As the night wore on the excitement grew even more, as all four of the marriage amendments passed in our favor, in Maine, Maryland, Minnesota and finally Washington State. For the first time, same-sex marriage rights were approved by popular vote and an anti-marriage amendment was rejected.
We all looked at each other and remembered that other night eight years ago when voters in Michigan approved a constitutional amendment defining marriage as a public institution to which LGBT citizens are not welcome. Michigan was one of 11 states that night to approve anti-marriage proposals, and George W. Bush was reelected as President. That was a sad night of defeat and it hurt. But now, eight years later we were smiling at each other, celebrating an historic win in America for fairness, openness, diversity and equality.

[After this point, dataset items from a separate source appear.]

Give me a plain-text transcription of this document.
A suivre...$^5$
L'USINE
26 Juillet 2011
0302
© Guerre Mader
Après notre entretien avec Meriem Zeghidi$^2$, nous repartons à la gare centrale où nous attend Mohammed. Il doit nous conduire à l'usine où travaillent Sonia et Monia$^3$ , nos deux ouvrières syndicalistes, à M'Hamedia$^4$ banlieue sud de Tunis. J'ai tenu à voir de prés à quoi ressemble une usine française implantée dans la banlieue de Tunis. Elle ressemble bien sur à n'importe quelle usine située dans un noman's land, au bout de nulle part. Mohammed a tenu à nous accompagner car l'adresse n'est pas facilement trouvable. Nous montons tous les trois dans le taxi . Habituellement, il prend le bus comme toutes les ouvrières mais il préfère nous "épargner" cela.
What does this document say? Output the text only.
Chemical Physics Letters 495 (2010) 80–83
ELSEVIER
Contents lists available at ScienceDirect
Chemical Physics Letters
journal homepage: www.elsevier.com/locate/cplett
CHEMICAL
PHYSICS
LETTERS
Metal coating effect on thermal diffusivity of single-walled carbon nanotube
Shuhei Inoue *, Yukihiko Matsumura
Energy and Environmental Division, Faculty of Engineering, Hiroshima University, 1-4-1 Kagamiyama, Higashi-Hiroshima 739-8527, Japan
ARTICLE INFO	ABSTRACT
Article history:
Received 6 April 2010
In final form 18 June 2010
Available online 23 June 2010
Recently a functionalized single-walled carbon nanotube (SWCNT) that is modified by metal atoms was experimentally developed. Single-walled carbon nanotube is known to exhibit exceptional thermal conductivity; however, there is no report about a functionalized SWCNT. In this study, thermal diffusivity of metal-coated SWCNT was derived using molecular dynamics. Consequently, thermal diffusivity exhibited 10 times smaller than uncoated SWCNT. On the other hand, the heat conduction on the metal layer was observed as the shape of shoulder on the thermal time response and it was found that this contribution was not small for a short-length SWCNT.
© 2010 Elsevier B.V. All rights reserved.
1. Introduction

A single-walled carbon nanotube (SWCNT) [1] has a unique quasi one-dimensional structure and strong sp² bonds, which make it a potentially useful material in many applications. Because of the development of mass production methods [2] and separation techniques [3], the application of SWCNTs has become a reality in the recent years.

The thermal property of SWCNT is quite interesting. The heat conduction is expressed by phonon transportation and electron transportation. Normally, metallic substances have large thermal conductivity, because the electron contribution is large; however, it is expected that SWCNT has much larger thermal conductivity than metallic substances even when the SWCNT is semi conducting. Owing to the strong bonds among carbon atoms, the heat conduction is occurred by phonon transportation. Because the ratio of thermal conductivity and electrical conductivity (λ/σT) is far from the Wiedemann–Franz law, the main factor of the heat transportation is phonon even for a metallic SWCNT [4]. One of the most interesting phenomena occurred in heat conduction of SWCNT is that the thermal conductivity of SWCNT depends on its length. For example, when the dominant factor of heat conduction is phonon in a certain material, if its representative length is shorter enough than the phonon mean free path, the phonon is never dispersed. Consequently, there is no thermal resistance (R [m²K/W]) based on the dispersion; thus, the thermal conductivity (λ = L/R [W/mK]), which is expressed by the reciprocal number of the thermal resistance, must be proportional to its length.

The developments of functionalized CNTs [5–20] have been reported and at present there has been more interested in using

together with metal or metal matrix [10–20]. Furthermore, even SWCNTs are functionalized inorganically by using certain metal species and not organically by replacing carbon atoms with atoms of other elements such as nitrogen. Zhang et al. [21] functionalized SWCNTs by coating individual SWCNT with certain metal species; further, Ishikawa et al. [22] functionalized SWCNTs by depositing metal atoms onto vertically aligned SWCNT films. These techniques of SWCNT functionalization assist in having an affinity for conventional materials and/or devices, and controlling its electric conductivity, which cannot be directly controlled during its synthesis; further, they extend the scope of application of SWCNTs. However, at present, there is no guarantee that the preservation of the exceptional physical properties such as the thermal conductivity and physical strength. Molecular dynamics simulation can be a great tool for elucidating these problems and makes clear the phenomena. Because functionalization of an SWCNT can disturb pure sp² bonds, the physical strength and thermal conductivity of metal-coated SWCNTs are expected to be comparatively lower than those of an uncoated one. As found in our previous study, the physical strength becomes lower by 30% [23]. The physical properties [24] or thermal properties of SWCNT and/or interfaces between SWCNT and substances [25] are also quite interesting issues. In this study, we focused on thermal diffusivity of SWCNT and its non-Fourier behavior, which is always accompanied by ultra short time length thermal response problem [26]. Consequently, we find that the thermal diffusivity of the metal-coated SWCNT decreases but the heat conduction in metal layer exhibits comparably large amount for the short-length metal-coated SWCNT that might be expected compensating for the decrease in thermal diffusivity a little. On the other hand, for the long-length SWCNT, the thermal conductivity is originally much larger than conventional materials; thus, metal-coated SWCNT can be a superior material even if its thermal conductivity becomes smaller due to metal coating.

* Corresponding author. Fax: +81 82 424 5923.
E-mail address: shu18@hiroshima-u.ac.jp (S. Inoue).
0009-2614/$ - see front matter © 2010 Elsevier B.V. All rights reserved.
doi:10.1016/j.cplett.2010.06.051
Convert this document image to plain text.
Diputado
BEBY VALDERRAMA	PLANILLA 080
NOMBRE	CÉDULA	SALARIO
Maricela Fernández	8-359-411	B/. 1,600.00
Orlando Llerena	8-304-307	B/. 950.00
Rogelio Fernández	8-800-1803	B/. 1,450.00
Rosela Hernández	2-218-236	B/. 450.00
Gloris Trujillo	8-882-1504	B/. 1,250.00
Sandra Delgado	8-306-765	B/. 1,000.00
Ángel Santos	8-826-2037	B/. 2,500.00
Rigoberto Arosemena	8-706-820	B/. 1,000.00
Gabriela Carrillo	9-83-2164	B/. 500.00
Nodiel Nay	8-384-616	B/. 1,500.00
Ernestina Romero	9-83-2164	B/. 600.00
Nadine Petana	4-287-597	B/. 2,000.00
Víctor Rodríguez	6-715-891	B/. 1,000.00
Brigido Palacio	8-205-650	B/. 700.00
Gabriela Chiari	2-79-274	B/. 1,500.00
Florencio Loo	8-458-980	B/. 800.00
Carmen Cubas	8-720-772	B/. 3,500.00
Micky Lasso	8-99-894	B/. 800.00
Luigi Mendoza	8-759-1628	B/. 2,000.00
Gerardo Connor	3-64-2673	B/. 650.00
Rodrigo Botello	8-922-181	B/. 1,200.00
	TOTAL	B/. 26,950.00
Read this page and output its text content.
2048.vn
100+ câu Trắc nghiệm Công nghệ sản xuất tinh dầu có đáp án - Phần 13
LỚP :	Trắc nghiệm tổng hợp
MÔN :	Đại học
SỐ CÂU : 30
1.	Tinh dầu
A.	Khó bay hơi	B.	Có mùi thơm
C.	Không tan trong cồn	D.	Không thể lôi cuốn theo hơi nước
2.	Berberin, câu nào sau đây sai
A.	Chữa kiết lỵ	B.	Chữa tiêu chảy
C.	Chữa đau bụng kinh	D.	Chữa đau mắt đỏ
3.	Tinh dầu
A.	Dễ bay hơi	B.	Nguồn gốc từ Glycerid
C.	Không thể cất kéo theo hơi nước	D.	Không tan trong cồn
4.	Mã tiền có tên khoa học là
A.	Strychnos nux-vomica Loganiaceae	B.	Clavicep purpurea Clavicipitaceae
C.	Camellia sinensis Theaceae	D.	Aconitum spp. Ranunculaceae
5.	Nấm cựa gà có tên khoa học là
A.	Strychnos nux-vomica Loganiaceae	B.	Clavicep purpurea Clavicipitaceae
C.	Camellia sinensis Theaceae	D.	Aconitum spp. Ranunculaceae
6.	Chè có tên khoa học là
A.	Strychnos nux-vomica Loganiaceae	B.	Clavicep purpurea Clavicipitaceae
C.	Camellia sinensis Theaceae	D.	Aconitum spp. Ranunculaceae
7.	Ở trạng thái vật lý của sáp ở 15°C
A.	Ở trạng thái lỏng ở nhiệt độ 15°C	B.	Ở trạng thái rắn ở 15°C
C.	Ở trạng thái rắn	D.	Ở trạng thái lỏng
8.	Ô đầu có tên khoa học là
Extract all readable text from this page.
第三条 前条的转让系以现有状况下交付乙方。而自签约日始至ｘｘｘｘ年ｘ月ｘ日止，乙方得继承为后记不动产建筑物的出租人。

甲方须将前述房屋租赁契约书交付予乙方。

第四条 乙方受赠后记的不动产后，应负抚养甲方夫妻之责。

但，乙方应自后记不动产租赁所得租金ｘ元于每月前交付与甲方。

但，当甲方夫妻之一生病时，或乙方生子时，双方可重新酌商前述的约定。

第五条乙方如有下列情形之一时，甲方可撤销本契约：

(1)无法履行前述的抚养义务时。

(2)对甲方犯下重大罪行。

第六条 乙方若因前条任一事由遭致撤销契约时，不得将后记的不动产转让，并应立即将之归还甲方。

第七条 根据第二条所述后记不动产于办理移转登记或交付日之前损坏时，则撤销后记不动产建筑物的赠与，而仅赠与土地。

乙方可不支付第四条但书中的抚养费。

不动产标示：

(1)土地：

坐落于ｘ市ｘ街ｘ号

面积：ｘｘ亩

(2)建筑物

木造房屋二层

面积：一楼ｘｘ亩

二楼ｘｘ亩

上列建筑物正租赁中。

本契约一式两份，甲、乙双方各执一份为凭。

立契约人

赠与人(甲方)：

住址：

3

Progress is sometimes hard to see and even harder to feel, especially because the path towards equality and justice is rarely an even one. There are triumphs and defeats, wins and losses, and it can be disheartening. But what is clear is that the arc of history from 2004 to election night 2012 has been towards acceptance of marriage equality. It may take a while here in Michigan to reverse our discriminatory constitutional amendment, but no one – not our allies nor our enemies – can look at the tide of public opinion and the results of this election and think that it will not be overturned eventually.
After the 2004 losses, we were not at all sure that the trend in public opinion would ever turn toward us. It felt terrible that fellow citizens would vote to affirmatively discriminate against us. It was easy to lose hope, and to leave, and many did. But what is clearer now through hindsight is that the 2004 loss was a necessary step in the march toward equality. We had to go through the campaigns, build the armies of volunteers, do the fundraising, work the long nights on the phones, draft the policy statements, call allies and do the groundwork – even though we lost in 2004. Because without that conversation and all the ones since that saw 31 states deny us equality until Nov. 6, we could not have experienced such a triumphant night in 2012.
So the work continues. In Michigan we need to build our political clout and organize better than we have before. We need to garner our allies and understand the complexities of coalition building. We need to step up our game and continue to win elections, court decisions and acceptance in the court of public opinion. We hope that soon we will be celebrating again on another election night, but instead of basking in the glow of other state’s wins we will experience the joy of seeing full equality bestowed on the LGBT people of Michigan.
It can happen, if we believe, try, organize and keep marching forward.